The reason why I’m writing this blog is because I overheard two guys last week discussing how they would propose to their girlfriends. It was like a contest of who could be more romantic. What I don’t understand is why so many people put pressure on themselves to make their engagement special. What’s wrong with proposing when you’re both sat next to each other stuck in traffic on the M5? What’s wrong with proposing on a Sunday morning whilst having a cup of tea in bed? What’s wrong with just saying “hey I like you. Let’s get married”?
To me, that’s way more romantic than my other half getting his knee dirty surrounded by a room full of roses.

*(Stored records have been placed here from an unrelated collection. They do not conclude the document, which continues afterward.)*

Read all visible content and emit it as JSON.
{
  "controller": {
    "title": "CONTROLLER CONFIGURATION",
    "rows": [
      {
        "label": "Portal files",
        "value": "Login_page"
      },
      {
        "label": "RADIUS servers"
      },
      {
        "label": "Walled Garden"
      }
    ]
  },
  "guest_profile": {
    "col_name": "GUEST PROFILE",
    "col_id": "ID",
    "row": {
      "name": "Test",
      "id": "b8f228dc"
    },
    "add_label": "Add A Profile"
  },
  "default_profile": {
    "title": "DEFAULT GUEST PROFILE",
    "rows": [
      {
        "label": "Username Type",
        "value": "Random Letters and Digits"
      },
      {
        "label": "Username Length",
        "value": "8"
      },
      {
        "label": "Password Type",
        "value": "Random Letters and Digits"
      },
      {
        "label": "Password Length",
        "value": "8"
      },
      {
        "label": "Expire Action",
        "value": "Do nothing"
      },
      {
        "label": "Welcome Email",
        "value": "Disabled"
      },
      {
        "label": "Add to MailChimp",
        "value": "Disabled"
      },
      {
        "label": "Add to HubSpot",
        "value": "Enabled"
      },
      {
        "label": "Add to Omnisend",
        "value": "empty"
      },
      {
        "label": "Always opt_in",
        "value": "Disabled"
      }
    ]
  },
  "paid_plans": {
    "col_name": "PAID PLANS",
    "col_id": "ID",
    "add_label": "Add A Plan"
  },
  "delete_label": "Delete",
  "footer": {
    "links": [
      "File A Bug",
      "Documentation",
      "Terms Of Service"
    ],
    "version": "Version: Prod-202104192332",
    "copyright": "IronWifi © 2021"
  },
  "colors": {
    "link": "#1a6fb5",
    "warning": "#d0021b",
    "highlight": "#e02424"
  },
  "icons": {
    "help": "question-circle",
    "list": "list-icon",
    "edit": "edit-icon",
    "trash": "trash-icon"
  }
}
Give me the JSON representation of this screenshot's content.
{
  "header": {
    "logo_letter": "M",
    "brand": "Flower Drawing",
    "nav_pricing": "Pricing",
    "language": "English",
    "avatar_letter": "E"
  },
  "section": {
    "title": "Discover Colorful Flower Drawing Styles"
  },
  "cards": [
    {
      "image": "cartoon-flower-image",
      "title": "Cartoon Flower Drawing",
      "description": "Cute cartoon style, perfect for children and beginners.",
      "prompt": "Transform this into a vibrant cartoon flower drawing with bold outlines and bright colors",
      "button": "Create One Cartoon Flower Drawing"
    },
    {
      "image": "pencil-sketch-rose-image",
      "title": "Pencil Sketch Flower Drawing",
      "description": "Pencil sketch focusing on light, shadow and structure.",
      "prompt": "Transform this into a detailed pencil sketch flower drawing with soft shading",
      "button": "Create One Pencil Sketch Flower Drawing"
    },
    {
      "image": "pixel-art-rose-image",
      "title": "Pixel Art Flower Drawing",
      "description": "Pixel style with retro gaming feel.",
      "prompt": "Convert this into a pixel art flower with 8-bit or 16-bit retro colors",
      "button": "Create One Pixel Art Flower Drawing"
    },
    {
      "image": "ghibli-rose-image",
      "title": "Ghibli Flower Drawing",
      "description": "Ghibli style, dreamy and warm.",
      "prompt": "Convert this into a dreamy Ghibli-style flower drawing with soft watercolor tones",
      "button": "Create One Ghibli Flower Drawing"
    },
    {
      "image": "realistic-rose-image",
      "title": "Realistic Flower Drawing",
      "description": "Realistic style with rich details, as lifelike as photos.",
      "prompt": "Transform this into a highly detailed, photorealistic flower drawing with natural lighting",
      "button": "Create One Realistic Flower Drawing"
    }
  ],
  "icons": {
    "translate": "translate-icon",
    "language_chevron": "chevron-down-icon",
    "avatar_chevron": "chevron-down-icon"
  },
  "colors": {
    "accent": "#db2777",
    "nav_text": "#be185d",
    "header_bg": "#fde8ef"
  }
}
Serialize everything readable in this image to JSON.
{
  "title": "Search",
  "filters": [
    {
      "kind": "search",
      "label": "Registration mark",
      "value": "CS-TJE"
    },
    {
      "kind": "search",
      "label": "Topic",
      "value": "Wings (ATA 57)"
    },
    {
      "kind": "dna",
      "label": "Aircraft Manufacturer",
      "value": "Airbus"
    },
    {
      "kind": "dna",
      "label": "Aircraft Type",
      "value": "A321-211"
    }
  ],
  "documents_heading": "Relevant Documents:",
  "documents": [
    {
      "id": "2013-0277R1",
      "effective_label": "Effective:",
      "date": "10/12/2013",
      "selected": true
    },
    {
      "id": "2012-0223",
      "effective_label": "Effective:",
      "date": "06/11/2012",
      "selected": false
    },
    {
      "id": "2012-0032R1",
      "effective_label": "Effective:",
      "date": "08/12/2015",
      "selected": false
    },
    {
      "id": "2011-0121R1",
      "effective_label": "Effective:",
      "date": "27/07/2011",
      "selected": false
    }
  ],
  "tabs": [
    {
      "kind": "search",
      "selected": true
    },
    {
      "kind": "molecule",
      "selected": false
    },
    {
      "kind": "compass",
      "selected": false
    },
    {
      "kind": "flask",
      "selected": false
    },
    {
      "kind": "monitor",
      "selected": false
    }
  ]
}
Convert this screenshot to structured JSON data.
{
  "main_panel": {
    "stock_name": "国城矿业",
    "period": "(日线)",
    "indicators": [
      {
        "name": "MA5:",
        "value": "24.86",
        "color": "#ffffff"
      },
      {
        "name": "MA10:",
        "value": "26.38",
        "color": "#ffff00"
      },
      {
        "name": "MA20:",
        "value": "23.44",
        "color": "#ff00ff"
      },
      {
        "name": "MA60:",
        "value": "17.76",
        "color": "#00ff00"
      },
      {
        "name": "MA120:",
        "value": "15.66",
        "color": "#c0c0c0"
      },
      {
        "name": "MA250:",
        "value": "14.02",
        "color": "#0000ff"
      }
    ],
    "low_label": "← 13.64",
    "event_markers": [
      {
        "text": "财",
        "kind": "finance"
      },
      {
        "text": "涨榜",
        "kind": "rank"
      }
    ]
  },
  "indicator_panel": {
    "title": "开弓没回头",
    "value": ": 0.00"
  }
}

Maybe I need to be more open to this magical world of romance. However the thought of an intense proposal terrifies me. And just in case anyone is wondering about proposing to me soon, please can you keep the following in mind:
Don’t hide my ring in a glass of wine or cake. Chances are I will down the wine and eat the cake without realising I’ve swallowed the diamond.
Don’t sing to me. Dance or book a hotel room covered with roses.
Don’t propose to me in front of people because I will say ‘no’ just for lols!
Don’t get on your knee. The only time I expect you get down on your knees is when……you get the picture!